ITNet: Integral transform that subsumes convolution, attention

ITNet, introduced in a paper submitted to arXiv on 17 Jun 2026, centers on a single learnable kernel implemented as a small neural network (an MLP) that depends jointly on positions and features. The authors present ITNet as a unified operator that they say is a "learnable integral transform" and a universal approximator of continuous operators, and they report that a single ITNet matches or exceeds specialized baselines on ImageNet-1K, GLUE, ModelNet40, VQA v2 and NLVR2.

What is ITNet and how does it work?

ITNet is a unified architecture built around a learnable kernel that models pairwise interactions; that kernel is implemented as an MLP and depends on both positions and features. The paper describes practical implementation techniques—tiled kernel fusion, importance-weighted Monte Carlo integration, and learned low-rank factorization—to make the integral transform computationally efficient and scalable.

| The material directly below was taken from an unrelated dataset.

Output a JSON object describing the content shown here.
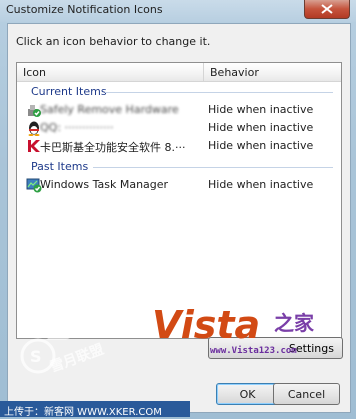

The core idea replaces separate inductive biases with one parameterized operator. The kernel models pairwise interactions so the model can adapt behavior from data rather than hard-wiring locality, sequential memory, or content-dependent pairwise interaction. To scale ITNet the authors introduce tiled kernel fusion to combine computations across tiles, importance-weighted Monte Carlo integration to estimate the integral efficiently, and learned low-rank factorization to reduce the parameter and compute footprint.

How does ITNet subsume convolution, attention and recurrence?

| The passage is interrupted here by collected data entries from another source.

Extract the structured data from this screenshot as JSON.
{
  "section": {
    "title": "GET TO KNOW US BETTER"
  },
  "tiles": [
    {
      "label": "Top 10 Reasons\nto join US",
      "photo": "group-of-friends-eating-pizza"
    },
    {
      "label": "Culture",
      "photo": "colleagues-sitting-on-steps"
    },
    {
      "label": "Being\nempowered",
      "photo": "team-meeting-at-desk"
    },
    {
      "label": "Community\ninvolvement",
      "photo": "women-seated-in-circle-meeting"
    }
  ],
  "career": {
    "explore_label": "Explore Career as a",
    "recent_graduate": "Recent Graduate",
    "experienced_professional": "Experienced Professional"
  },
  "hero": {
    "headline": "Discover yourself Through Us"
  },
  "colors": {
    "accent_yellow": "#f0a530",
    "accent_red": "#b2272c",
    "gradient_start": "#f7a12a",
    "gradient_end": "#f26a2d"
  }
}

Convolution, self-attention (including multi-head), and autoregressive recurrence (including LSTM, GRU, S4, and Mamba) arise as special cases of the ITNet operator under appropriate parameterizations, the paper states. The authors claim that by choosing kernel parameter settings and factorization strategies, ITNet can recover the mathematical forms of those architectures, meaning one learned interaction mechanism can reproduce the behaviors of the three architectural families from data.

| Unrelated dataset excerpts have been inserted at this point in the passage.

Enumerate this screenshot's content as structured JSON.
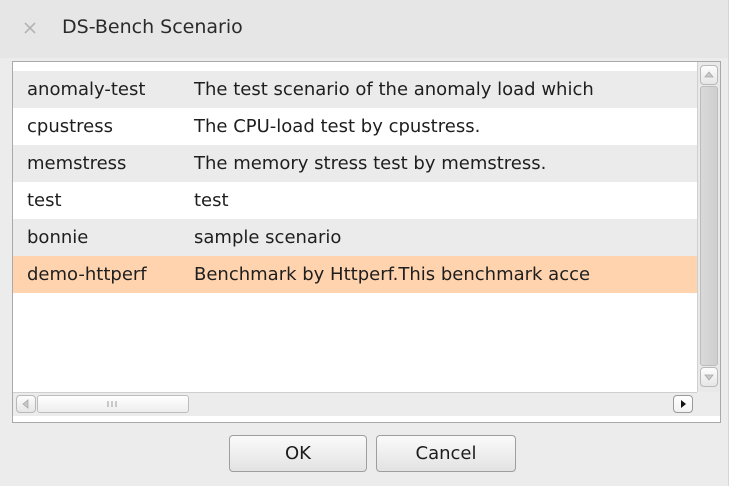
{
  "window": {
    "title": "DS-Bench Scenario",
    "close_icon": "close-icon"
  },
  "scenarios": [
    {
      "name": "anomaly-test",
      "description": "The test scenario of the anomaly load which"
    },
    {
      "name": "cpustress",
      "description": "The CPU-load test by cpustress."
    },
    {
      "name": "memstress",
      "description": "The memory stress test by memstress."
    },
    {
      "name": "test",
      "description": "test"
    },
    {
      "name": "bonnie",
      "description": "sample scenario"
    },
    {
      "name": "demo-httperf",
      "description": "Benchmark by Httperf.This benchmark acce"
    }
  ],
  "selected_index": 5,
  "colors": {
    "selected_row": "#ffd3ae",
    "alt_row": "#ebebeb"
  },
  "buttons": {
    "ok": "OK",
    "cancel": "Cancel"
  }
}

The paper also frames ITNet as a universal approximator of continuous operators, positioning the approach as a mathematically general class that contains those existing mechanisms. The authors trained a single ITNet architecture with a shared operator and lightweight modality-specific encoders, and they report it matches or exceeds specialized baselines across multiple benchmarks, specifically ImageNet-1K, GLUE, ModelNet40, VQA v2 and NLVR2.

Why it matters

Unifying convolution, attention and recurrence into a single learnable operator reduces architectural fragmentation: instead of designing separate blocks for locality, sequence memory, or pairwise content-dependent interactions, one mechanism can adapt to each role from data. That matters for model design and for research into what inductive biases are necessary versus what can be learned. The paper includes concrete engineering steps for efficiency—tiled kernel fusion, importance-weighted Monte Carlo integration, learned low-rank factorization—which address the usual scalability objections to integral-operator approaches.

What to watch

Watch for the paper's linked code and demos: the arXiv entry lists toggles for Links to Code and Demos including Hugging Face and Replicate, which would make replication and performance checks possible. Also note the arXiv page records an issued DOI via DataCite pending registration; the DOI registration and public code will be concrete signals that others can benchmark ITNet against the existing convolution-, attention- and recurrence-based models.